We’ll continue to look at the traffic report at the heart of the developers’ application. We have written at length about traffic concerns and the issues with the engineers’ sworn testimony — as well as our neighborhood’s inability to handle the rise in truck traffic — so let’s dig in further.
(The developer’s “transportation impact study,” as entered into the record, can be found here.)
Maidencreek Township is not required to use the average ITE numbers.

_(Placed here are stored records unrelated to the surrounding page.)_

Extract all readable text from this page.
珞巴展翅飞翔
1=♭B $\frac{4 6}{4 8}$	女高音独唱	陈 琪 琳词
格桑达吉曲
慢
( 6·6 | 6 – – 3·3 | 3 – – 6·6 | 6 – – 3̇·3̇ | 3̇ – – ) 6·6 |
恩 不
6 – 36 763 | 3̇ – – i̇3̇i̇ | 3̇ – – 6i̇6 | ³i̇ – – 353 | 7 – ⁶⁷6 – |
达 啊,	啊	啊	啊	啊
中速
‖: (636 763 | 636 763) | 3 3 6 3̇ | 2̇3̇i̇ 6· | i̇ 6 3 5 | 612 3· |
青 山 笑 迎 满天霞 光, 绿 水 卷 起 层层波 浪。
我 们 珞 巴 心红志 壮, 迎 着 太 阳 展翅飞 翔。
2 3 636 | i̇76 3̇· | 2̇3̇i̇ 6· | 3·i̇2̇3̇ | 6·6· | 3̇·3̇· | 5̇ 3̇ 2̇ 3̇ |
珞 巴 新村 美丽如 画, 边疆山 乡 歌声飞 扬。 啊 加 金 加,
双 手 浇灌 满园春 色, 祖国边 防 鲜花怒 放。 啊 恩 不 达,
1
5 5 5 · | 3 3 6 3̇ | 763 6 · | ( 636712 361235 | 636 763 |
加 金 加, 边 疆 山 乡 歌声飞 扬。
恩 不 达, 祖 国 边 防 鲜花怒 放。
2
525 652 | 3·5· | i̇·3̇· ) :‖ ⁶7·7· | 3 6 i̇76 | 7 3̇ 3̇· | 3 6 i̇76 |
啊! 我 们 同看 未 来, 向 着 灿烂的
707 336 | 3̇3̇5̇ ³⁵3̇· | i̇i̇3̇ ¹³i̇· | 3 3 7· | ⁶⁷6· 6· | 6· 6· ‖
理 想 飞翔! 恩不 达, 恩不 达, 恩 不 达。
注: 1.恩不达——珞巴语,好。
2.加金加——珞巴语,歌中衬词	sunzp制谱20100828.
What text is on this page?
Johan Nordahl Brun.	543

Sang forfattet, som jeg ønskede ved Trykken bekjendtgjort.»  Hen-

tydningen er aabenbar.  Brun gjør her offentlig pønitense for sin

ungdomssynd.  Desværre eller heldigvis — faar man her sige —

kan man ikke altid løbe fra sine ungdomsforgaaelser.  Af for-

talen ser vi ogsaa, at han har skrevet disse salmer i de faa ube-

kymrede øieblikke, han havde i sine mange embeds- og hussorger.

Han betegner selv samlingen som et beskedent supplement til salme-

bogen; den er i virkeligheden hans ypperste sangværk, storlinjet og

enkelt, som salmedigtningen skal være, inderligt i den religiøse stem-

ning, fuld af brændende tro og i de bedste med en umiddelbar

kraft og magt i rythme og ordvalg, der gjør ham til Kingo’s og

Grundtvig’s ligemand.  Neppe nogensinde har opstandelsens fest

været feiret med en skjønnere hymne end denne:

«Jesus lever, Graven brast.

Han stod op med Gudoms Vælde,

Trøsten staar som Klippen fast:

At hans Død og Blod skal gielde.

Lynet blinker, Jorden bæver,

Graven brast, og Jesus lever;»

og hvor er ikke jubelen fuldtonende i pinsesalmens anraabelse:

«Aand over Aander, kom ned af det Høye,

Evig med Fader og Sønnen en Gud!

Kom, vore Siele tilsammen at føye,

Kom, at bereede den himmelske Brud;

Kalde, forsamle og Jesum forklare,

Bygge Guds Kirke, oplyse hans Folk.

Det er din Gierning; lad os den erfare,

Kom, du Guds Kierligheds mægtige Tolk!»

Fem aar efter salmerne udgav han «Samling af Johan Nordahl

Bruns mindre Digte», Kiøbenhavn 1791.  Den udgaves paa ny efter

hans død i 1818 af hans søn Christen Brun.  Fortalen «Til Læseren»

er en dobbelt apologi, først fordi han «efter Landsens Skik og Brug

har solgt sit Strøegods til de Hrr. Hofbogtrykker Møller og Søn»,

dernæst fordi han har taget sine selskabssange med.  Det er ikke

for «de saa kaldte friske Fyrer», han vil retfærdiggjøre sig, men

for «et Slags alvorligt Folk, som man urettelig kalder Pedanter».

They should be requesting the Higher ITE numbers
The Institute of Traffic Engineers (ITE) looks at gross floor area of proposed properties when calculating averages and truck-trips, which does not take into account the vertical size of the building: this is important because objects are clearly stacked higher than floor-level, and it stands to reason that more trucks would be required to move and distribute those products.
Per the McMahon Transportation Impact Study, they are using the average rate of 214 trucks and 1,472 cars, for a total of 1,686 vehicles.
We found documentation from Lehigh Valley Planning Commission that shows the issue with this average (linked here) as applied to warehouses:
“The ITE manual calculates traffic based only on gross floor area (GFA), a reflection of traditional Warehouse footprints, which may not necessarily reflect the impacts of structures with storage capacity of 100 vertical feet or more. In essence, by measuring only floor area ITE treats a 24-foot-tall building with a floor area of 200,000 square feet the same as it treats a 100-foot-tall building with 200,000 square feet of floor area. In reality, the 100-foot-tall high cube or automated Warehouse building is akin to stacking four traditional Warehouses on top of each other.”
We are steadfast that the ITE should using Cubic Feet and not Gross Floor Area to calculate truck-trip traffic.
Back to the study: if you used the HIGH END of the range in their traffic studies (.89 for truck trip-ends), you would have 828 trips which is 287% higher than average. And yet this is what they presented on the record.
Any kind of community impact study should require the HIGHER LIMIT of projections so as to account for the fullest possible spectrum of outcomes. To do otherwise is purposefully misleading, and downplays the actual expected impact of such a warehouse in our community.